There has been a lot of talk about the situation Caleb Williams steps into with the Bears, but McCarthy's situation (whenever he takes over as QB1) with the Vikings is comparable. It starts with Justin Jefferson, who became the highest paid non-quarterback in NFL history when he signed a four-year, $140 million deal in June. Jefferson has averaged 98.3 yards per game in his career, which is 12.2 more than any receiver in NFL history. He has a good running partner, too. Receiver Jordan Addison, a 2023 first-round pick, made a big splash right away with 911 yards and 10 touchdowns. Tight end T.J. Hockenson tore his ACL on a controversial hit by Lions safety Kerby Joseph in Week 15. That was late in the season, and as a result Hockenson might not be ready for Week 1. He could start the season on the PUP list and miss the first six weeks. But if he returns healthy, he is one of the NFL's best tight ends. The running game should be better with Aaron Jones, who had a strong finish to last season with the Packers and signed with Minnesota in the offseason. Minnesota's offensive line has improved and is now considered above average. Whether most of the starts go to McCarthy or Sam Darnold this season, either quarterback will have talent around him.

At a time when offseason narratives were set, the Vikings got buried and dismissed. The Lions were coming off an NFC championship game appearance. The Packers got hot late last season with Jordan Love. The Bears added players in anticipation of Caleb Williams' arrival. And in March, the Vikings lost Kirk Cousins without an immediate succession plan. But the Vikings did find a quarterback solution with J.J. McCarthy. We'll have to see if McCarthy can play well right away, but plenty of NFL evaluators liked him and he is coming off a great final college season. The Vikings have a good coach, a defense that made a big leap with a new coordinator last season and a good group of offensive players that can support a rookie quarterback. The Vikings were very lucky in their 2022 playoff season, but unlucky last season with eight losses in one-score games and a big injury to Kirk Cousins. If the luck is neutral this season and McCarthy or Sam Darnold play well in a good situation, the Vikings could be a big surprise to those who wrote them off when Cousins left.

There are many reasons to like J.J. McCarthy, but he was the QB5 in this draft class for a reason. In 2011, the Vikings reached on Christian Ponder with the 12th overall pick because they needed a quarterback and that's who was available when they picked.
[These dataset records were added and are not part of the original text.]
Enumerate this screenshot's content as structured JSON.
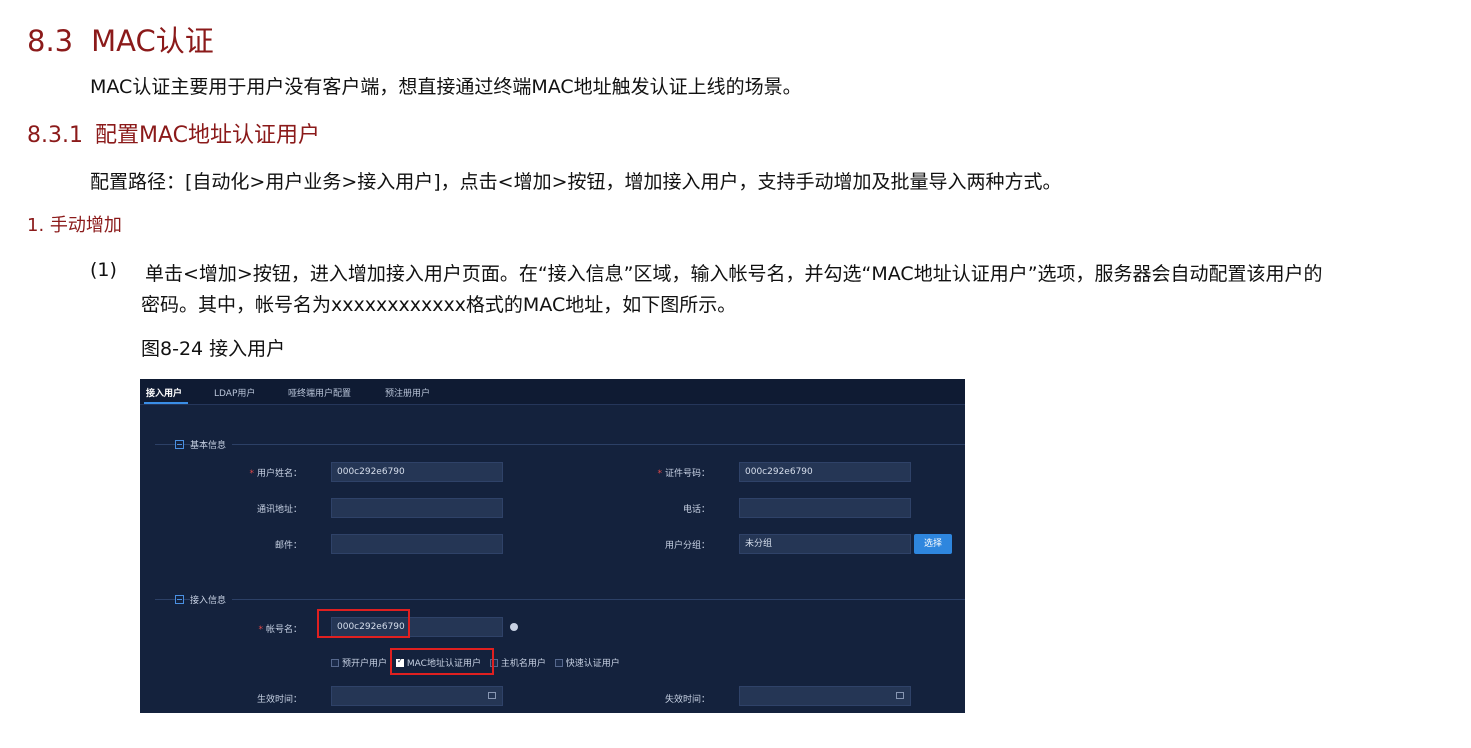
{
  "section": {
    "number": "8.3",
    "title": "MAC认证"
  },
  "intro": "MAC认证主要用于用户没有客户端，想直接通过终端MAC地址触发认证上线的场景。",
  "subsection": {
    "number": "8.3.1",
    "title": "配置MAC地址认证用户"
  },
  "config_path": "配置路径：[自动化>用户业务>接入用户]，点击<增加>按钮，增加接入用户，支持手动增加及批量导入两种方式。",
  "method_heading": "1. 手动增加",
  "step": {
    "index": "(1)",
    "line1": "单击<增加>按钮，进入增加接入用户页面。在“接入信息”区域，输入帐号名，并勾选“MAC地址认证用户”选项，服务器会自动配置该用户的",
    "line2": "密码。其中，帐号名为xxxxxxxxxxxx格式的MAC地址，如下图所示。"
  },
  "figure_caption": "图8-24 接入用户",
  "screenshot": {
    "tabs": [
      "接入用户",
      "LDAP用户",
      "哑终端用户配置",
      "预注册用户"
    ],
    "basic_section": "基本信息",
    "fields": {
      "user_name_label": "用户姓名：",
      "user_name_value": "000c292e6790",
      "id_number_label": "证件号码：",
      "id_number_value": "000c292e6790",
      "address_label": "通讯地址：",
      "phone_label": "电话：",
      "email_label": "邮件：",
      "group_label": "用户分组：",
      "group_value": "未分组",
      "select_button": "选择"
    },
    "access_section": "接入信息",
    "account_label": "帐号名：",
    "account_value": "000c292e6790",
    "checkboxes": [
      {
        "label": "预开户用户",
        "checked": false
      },
      {
        "label": "MAC地址认证用户",
        "checked": true
      },
      {
        "label": "主机名用户",
        "checked": false
      },
      {
        "label": "快速认证用户",
        "checked": false
      }
    ],
    "effective_time_label": "生效时间：",
    "expire_time_label": "失效时间："
  }
}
Maybe we'll look back on the Vikings drafting McCarthy in a similar light. It's also possible the blitz-heavy Vikings' defense regresses a bit, injury concerns for players like Aaron Jones and T.J. Hockenson become an issue and Minnesota does finish in last place, which has been the expectation all offseason.
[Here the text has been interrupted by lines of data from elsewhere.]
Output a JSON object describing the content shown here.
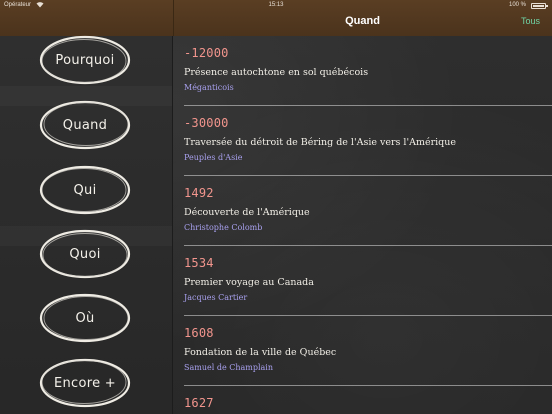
{
  "status_bar": {
    "carrier": "Opérateur",
    "time": "15:13",
    "battery": "100 %"
  },
  "nav": {
    "title": "Quand",
    "all_label": "Tous"
  },
  "sidebar": {
    "items": [
      {
        "label": "Pourquoi"
      },
      {
        "label": "Quand"
      },
      {
        "label": "Qui"
      },
      {
        "label": "Quoi"
      },
      {
        "label": "Où"
      },
      {
        "label": "Encore +"
      }
    ]
  },
  "timeline": {
    "rows": [
      {
        "year": "-12000",
        "event": "Présence autochtone en sol québécois",
        "person": "Méganticois"
      },
      {
        "year": "-30000",
        "event": "Traversée du détroit de Béring de l'Asie vers l'Amérique",
        "person": "Peuples d'Asie"
      },
      {
        "year": "1492",
        "event": "Découverte de l'Amérique",
        "person": "Christophe Colomb"
      },
      {
        "year": "1534",
        "event": "Premier voyage au Canada",
        "person": "Jacques Cartier"
      },
      {
        "year": "1608",
        "event": "Fondation de la ville de Québec",
        "person": "Samuel de Champlain"
      },
      {
        "year": "1627",
        "event": "",
        "person": ""
      }
    ]
  },
  "colors": {
    "header": "#4f361e",
    "accent": "#6fd4a6",
    "year": "#f2958d",
    "person": "#a8a0ee",
    "chalk": "#f4f1ea"
  }
}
The Vikings could be much better than their ranking. It's hard to put too many rookie expectations on the fifth quarterback off the board in any NFL Draft class, or for Sam Darnold to suddenly be good. But J.J. McCarthy is set up well for success and he should start by the end of September, if not by Week 1 no matter what narrative the Vikings are pushing. Perhaps the overall talent of the NFC North does keep the Vikings in last place, but that says more about the state of the division. The Vikings could end up being one of the best last-place teams in the NFL, or maybe not in last place at all. Keep an eye on this interesting Vikings team early in the season.